First off, welcome to YWS! I hope you like it here as much as I do. My writing has improved so much since I first joined, and I've found that there are some incredible, friendly writers on here who've given me a lot of encouragement. If there's anything that you have any questions about, please feel free to ask! And now, on to the poem.

Rose of red,
you bleed,
Pushed down
to your knees.


The first few sentences of any piece are the most important part. They bring the reader into your story and convince them to read more. Therefore, they absolutely have to be clear and concise. I made a few changes to the punctuation of the first part of your poem and edited the structure in a way that I feel is a bit less confusing; however, this is just a suggestion and you should stick with however you prefer your poem to be structured.

Reading on into the middle of your poem, I discovered that there is a very nice sense of rhythm to your writing that I couldn't detect right off the bat. One other thing that I'd also like to commend you on is how you kept the stanzas short. In a poem as long as this, it's important to keep the reader interested all the way through, and you managed to do that by chopping the poem up into manageable pieces. Great job there.

Soft petals that whisper,
Lost in the commotion.
Painted red,
To hide the emotion.


This is my favorite part of the poem. There's a sense of soft vulnerabilty about it that I like very much. It's beautiful.
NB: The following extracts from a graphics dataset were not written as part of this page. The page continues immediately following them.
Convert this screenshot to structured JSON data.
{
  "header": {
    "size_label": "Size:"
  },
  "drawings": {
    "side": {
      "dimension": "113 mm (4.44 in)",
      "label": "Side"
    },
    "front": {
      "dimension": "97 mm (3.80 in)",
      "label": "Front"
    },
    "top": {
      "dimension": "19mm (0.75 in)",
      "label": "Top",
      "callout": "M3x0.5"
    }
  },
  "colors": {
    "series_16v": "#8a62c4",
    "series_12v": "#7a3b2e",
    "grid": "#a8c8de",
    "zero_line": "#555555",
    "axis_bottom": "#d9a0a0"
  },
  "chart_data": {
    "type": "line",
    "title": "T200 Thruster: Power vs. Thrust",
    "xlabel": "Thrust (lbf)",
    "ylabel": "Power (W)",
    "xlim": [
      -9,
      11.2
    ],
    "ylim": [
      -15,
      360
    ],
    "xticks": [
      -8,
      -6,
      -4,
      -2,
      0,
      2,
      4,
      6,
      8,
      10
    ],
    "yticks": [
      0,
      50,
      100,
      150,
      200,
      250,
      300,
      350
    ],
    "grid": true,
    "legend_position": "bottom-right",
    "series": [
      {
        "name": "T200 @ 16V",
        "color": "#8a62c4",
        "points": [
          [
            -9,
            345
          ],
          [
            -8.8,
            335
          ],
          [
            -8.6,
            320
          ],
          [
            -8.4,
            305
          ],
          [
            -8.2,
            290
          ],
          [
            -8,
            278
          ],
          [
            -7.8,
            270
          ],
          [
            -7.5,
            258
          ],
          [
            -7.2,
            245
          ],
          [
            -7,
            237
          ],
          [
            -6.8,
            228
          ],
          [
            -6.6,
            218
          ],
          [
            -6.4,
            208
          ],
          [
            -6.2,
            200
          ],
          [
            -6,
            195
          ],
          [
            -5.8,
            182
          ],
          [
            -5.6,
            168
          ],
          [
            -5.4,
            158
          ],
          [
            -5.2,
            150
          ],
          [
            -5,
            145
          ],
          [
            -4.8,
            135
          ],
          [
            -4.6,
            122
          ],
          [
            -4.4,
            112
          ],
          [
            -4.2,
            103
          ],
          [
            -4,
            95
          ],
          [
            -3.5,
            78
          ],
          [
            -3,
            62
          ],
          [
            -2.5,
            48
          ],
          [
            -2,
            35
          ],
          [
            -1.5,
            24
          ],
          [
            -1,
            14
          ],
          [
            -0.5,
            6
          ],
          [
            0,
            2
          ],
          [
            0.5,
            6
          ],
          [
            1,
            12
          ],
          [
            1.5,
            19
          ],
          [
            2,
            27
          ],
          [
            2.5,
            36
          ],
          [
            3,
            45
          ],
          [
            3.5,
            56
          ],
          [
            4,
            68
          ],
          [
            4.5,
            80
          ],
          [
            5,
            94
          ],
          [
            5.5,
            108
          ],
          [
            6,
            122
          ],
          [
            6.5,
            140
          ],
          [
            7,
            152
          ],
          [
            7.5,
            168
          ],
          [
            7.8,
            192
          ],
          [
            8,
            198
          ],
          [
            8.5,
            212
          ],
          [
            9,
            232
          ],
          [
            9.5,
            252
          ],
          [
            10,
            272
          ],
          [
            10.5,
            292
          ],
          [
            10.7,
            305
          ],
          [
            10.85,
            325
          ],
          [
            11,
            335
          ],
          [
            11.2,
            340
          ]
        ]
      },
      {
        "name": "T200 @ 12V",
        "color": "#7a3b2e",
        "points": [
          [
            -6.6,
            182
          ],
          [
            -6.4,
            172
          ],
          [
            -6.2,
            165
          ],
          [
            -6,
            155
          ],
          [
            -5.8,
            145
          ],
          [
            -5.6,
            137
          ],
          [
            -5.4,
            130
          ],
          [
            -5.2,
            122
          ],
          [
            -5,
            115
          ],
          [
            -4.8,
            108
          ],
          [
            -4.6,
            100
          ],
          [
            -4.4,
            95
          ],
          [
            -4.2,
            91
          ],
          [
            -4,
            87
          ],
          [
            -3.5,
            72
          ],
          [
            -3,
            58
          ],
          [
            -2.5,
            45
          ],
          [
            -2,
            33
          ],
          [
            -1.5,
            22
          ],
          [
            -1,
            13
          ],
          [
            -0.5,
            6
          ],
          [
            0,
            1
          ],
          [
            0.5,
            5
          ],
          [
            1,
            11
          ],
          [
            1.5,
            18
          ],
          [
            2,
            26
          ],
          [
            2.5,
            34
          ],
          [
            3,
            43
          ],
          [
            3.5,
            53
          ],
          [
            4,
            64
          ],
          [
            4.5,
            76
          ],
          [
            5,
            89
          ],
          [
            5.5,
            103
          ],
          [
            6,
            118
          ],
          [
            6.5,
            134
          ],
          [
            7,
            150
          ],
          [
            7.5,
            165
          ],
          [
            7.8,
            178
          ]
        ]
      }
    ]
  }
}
I have one last little nitpick for you. It isn't necessary to capitalize the first word of each line; in fact, doing so distracts from what you're saying.

All in all, awesome work! I look forward to reading more from you!

Always always always keep writing!!!

-Rose
“...it's better to feel the ache inside me like demons scratching at my heart than it is to feel numb the way a dead body feels when you touch it."

-Brian James
  








The real voyage of discovery consists not in seeking new landscapes, but in having new eyes.